Quantum State Preparation

State preparation algorithms are essential building blocks in quantum simulation and optimization. The present folder explores advanced quantum state preparation techniques, including adaptive variational eigensolvers and block-encoding–based Gibbs state generation. The examples emphasize both practical hybrid workflows and algorithmic primitives.

• ADAPT VQE - The Adaptive Derivative-Assembled Pseudo-Trotter Variational Quantum Eigensolver (ADAPT-VQE) is a variational hybrid algorithm. It constitutes an extension of the Variational Quantum Eigensolver (VQE) framework, constructing problem-specific solution in an adaptive manner. By increasing the number of measurements, the algorithms produces shallower circuit relative to the standard VQE algorithm.
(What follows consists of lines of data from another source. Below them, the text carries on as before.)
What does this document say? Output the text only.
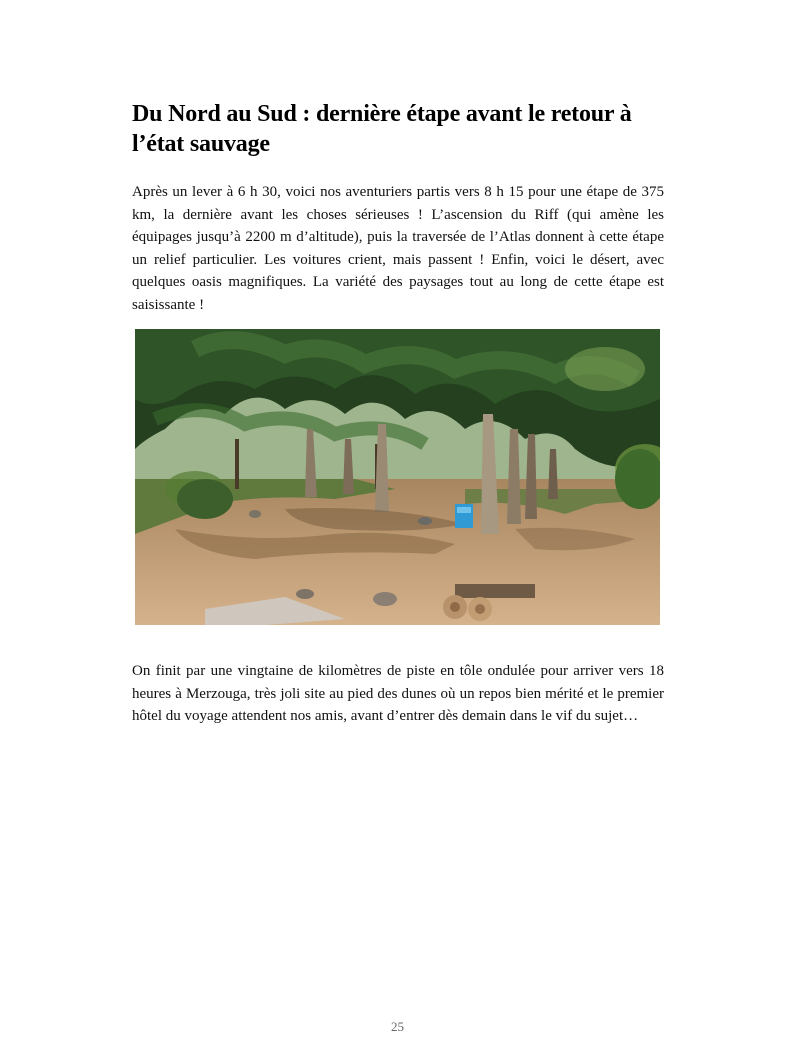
Du Nord au Sud : dernière étape avant le retour à l’état sauvage

Après un lever à 6 h 30, voici nos aventuriers partis vers 8 h 15 pour une étape de 375 km, la dernière avant les choses sérieuses ! L’ascension du Riff (qui amène les équipages jusqu’à 2200 m d’altitude), puis la traversée de l’Atlas donnent à cette étape un relief particulier. Les voitures crient, mais passent ! Enfin, voici le désert, avec quelques oasis magnifiques. La variété des paysages tout au long de cette étape est saisissante !

On finit par une vingtaine de kilomètres de piste en tôle ondulée pour arriver vers 18 heures à Merzouga, très joli site au pied des dunes où un repos bien mérité et le premier hôtel du voyage attendent nos amis, avant d’entrer dès demain dans le vif du sujet…

25
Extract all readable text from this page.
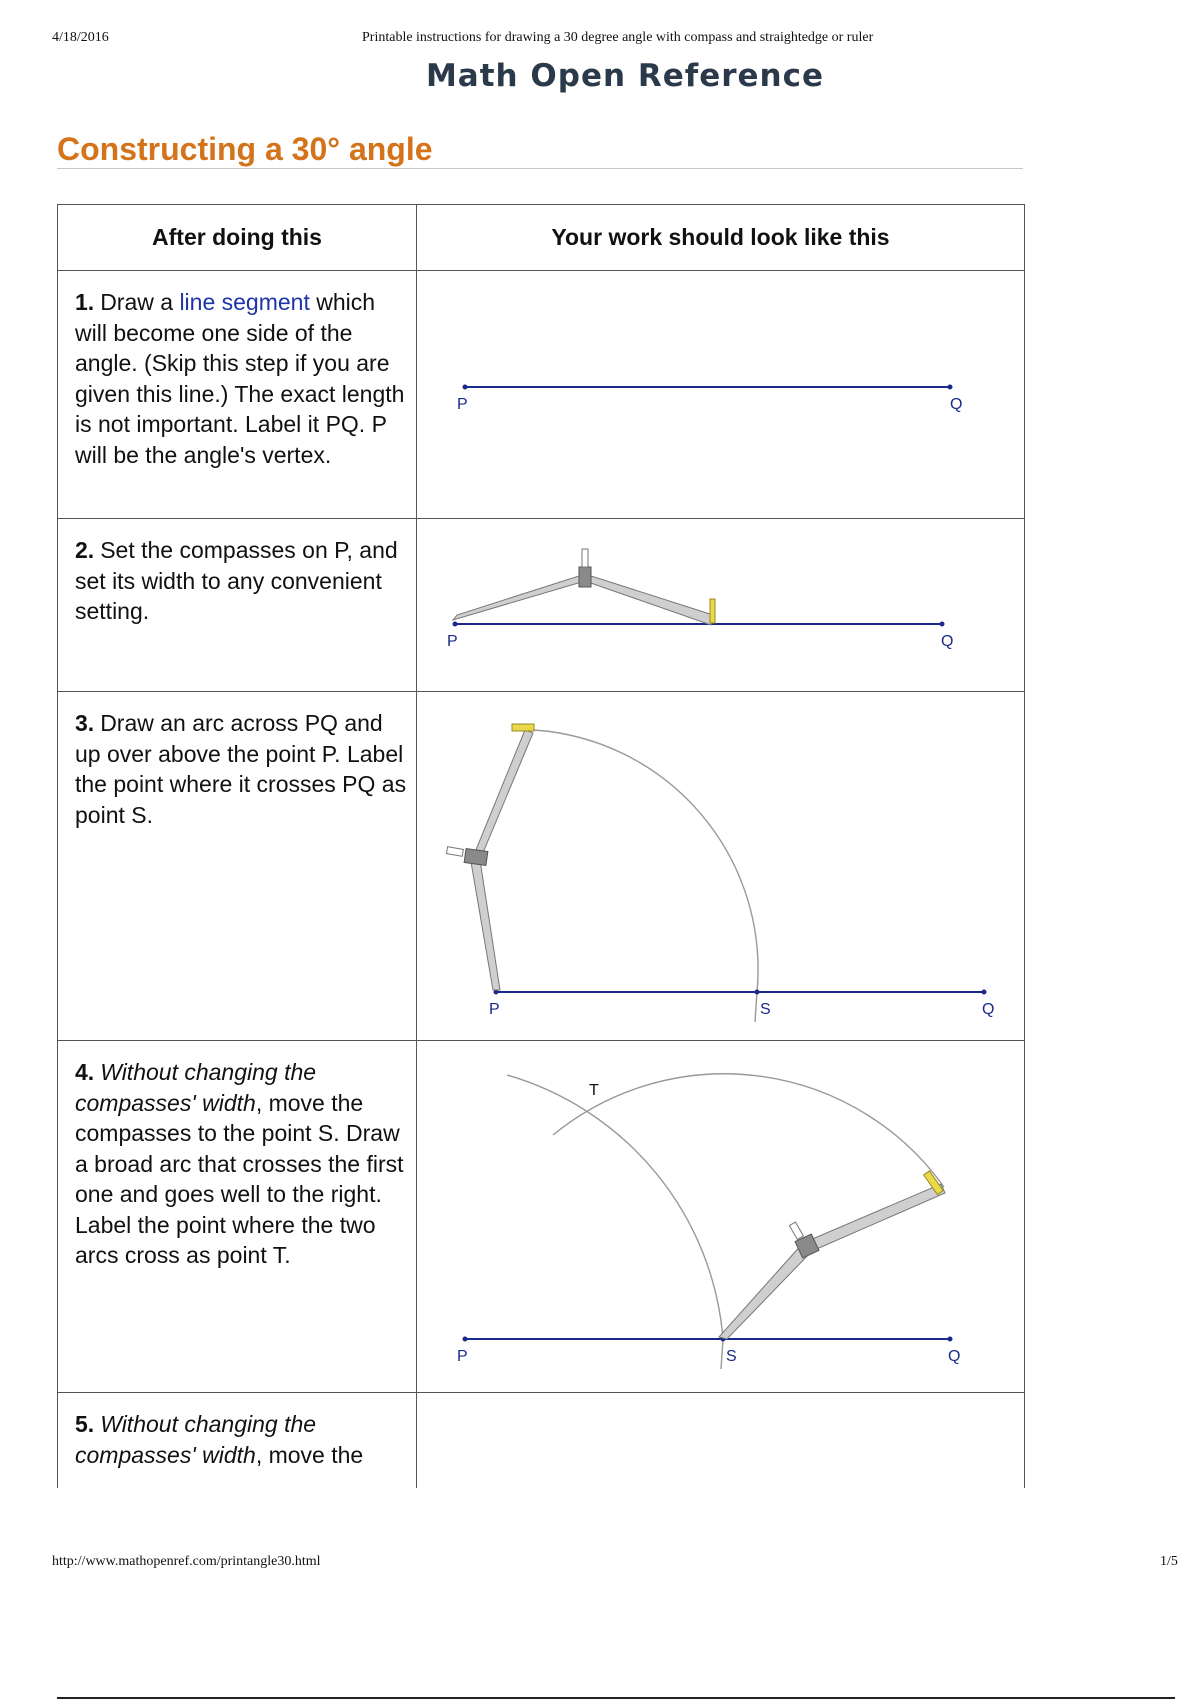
4/18/2016	Printable instructions for drawing a 30 degree angle with compass and straightedge or ruler
Math Open Reference
Constructing a 30° angle
After doing this	Your work should look like this
1. Draw a line segment which will become one side of the angle. (Skip this step if you are given this line.) The exact length is not important. Label it PQ. P will be the angle's vertex.
P	Q
2. Set the compasses on P, and set its width to any convenient setting.
P	Q
3. Draw an arc across PQ and up over above the point P. Label the point where it crosses PQ as point S.
P	S	Q
4. Without changing the compasses' width, move the compasses to the point S. Draw a broad arc that crosses the first one and goes well to the right. Label the point where the two arcs cross as point T.
T
P	S	Q
5. Without changing the compasses' width, move the
http://www.mathopenref.com/printangle30.html	1/5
• Gibbs state preparation - An important quantum primitive employed as a subroutine in higher-level algorithms, including quantum methods for solving semidefinite programs, Boltzmann sampling, and Metropolis-type algorithms. The procedure prepares a quantum thermal (Gibbs) state by implementing a block-encoding of the Lindbladian superoperator, which generates the open-system dynamics of a quantum system coupled to a thermal bath. Applying this block-encoding effectively drives the initial state toward thermal equilibrium, thereby producing the corresponding Gibbs state. The implementation relies on an operator Fourier transform combined with mid-circuit weak measurements, leveraging the quantum Zeno effect to enhance runtime performance and improve overall algorithmic efficiency.